1. Small-area estimation is an area of increasing complexity and importance. There is a greater need for small-area information to address a wide variety of policy needs. There are many sources of information that might be useful, including the census, ACS, regular household surveys, and national and state administrative records. Statisticians interested in getting involved in this need to understand generalized linear modeling, random effects models, survey sampling, and time series analysis. There are very hard issues, such as at what level to carry out the modeling. Clearly, this is a rich area in which much progress will be made and in which the areas of application will quickly grow.
2. Acknowledging that variances can often be substantially reduced through the use of these methods, it also needs to be understood that there are limits to the improvement given the covariate information available. It is crucial to have very predictive models for this work. Statisticians should not over-promise what levels of aggregation can be addressed.

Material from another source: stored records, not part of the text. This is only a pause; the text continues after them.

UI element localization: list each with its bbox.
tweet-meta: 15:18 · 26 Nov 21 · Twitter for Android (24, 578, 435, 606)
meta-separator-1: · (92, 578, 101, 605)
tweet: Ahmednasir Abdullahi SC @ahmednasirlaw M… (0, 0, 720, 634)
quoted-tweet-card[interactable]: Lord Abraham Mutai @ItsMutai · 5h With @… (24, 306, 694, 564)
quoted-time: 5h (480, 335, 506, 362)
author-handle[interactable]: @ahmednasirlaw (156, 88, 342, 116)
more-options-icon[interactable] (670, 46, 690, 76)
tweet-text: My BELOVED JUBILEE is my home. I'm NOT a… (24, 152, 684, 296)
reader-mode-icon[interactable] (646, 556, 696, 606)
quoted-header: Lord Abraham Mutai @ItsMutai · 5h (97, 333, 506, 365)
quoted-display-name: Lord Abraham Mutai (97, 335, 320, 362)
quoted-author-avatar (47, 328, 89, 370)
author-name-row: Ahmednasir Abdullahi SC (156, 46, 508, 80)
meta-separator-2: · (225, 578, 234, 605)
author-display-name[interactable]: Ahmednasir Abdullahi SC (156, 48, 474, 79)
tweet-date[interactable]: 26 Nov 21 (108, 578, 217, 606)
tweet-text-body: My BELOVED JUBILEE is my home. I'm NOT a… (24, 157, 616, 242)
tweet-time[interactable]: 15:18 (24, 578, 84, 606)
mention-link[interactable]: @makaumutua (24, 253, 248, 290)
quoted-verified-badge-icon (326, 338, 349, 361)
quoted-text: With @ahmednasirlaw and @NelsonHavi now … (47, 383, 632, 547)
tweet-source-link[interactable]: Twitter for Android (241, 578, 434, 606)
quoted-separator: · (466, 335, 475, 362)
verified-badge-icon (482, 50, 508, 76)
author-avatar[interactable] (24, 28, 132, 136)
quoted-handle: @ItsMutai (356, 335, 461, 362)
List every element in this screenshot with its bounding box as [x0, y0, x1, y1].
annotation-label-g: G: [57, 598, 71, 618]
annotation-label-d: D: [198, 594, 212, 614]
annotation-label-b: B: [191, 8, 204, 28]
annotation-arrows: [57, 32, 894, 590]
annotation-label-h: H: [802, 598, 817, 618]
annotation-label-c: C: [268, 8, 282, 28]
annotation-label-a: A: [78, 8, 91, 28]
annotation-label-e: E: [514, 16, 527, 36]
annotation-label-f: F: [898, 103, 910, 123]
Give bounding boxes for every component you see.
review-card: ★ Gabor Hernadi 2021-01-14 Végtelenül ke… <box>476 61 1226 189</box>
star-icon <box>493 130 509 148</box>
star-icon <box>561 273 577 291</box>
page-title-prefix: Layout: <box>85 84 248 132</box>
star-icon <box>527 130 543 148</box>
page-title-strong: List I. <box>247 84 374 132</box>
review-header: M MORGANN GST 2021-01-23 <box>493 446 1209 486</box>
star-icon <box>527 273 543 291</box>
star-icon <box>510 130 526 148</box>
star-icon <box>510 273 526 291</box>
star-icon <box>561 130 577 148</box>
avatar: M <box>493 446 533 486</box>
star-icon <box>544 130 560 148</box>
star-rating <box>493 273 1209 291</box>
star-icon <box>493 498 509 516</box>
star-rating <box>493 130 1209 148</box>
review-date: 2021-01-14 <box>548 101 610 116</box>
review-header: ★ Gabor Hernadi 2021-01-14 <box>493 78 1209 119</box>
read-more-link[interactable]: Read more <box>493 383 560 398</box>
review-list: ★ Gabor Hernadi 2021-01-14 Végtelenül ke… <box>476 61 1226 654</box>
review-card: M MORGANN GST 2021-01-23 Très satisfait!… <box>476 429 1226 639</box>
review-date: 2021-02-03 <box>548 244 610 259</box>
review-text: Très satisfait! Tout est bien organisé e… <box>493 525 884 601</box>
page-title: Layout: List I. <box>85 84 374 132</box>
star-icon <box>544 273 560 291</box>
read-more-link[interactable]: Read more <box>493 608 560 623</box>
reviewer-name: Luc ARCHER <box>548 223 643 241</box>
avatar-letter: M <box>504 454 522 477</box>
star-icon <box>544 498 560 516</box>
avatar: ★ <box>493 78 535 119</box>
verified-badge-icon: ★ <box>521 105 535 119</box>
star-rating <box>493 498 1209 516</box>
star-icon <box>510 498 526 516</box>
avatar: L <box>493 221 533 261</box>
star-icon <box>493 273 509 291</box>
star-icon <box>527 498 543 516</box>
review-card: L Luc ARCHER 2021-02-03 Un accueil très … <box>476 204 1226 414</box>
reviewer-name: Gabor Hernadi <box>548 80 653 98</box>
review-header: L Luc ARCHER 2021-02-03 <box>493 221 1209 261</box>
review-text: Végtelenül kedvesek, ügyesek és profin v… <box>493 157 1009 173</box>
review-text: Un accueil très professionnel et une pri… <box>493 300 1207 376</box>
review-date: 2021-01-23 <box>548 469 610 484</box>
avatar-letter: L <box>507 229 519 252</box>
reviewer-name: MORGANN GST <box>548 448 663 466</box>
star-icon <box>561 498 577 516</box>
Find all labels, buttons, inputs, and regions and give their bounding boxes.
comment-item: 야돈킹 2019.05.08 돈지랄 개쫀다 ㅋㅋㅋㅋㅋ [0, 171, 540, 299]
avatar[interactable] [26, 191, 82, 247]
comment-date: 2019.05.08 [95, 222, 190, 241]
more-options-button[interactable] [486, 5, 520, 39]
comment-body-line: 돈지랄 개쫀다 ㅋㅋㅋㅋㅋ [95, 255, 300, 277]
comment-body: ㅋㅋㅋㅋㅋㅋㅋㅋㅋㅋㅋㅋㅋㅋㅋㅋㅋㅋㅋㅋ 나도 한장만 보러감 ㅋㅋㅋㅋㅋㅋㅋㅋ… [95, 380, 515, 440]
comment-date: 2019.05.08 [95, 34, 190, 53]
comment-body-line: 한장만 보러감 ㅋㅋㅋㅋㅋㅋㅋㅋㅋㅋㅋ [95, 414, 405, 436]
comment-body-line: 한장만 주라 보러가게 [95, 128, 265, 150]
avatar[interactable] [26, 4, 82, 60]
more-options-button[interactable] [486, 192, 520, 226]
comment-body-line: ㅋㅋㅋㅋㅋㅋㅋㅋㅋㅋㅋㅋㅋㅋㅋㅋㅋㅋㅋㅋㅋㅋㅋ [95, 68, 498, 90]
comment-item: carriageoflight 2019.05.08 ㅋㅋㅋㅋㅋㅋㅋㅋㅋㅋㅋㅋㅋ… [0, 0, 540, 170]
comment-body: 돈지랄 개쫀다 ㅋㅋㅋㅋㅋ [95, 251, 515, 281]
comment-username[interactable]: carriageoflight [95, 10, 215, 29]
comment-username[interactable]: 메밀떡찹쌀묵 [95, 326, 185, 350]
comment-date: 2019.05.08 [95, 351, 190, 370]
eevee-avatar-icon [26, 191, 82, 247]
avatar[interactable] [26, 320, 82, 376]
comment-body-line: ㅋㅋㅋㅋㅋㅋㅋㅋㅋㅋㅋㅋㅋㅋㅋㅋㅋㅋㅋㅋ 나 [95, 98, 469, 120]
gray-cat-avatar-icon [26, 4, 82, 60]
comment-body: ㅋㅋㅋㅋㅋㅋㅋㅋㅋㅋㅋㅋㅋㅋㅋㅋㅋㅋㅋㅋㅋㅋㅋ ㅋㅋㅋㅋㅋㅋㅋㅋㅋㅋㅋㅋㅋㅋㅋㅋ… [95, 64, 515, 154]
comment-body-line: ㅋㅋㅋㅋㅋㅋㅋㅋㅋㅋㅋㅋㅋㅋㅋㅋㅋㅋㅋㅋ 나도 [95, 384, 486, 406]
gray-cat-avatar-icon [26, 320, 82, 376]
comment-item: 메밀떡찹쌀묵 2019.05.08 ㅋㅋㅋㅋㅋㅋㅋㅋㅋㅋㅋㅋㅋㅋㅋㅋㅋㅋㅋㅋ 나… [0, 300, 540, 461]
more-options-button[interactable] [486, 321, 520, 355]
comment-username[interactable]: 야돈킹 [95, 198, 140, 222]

3. I get the impression that the goodness of fit of the indirect estimates is generally over-represented and that therefore the direct estimates get too little weight in these methods. I believe model misspecification is not fully taken into consideration when these models are used in a predictive framework. Is there some way of incorporating this in these estimates?
4. To what extent are we missing local idiosyncracies in these models? How can we address that? Clearly administrative records can pick much of this up, and some sample is usually taken in each area, but unmodeled features are likely to remain.
5. We need to make all possible use of opportunities for external validation. Indirect assessments of performance are fine but we also need to compare our estimates to "true" values.
6. External validation should also be supplemented with simulation studies, where the truth can be controlled. There needs to be greater use of artificially generated data sets to understand the properties of these estimates.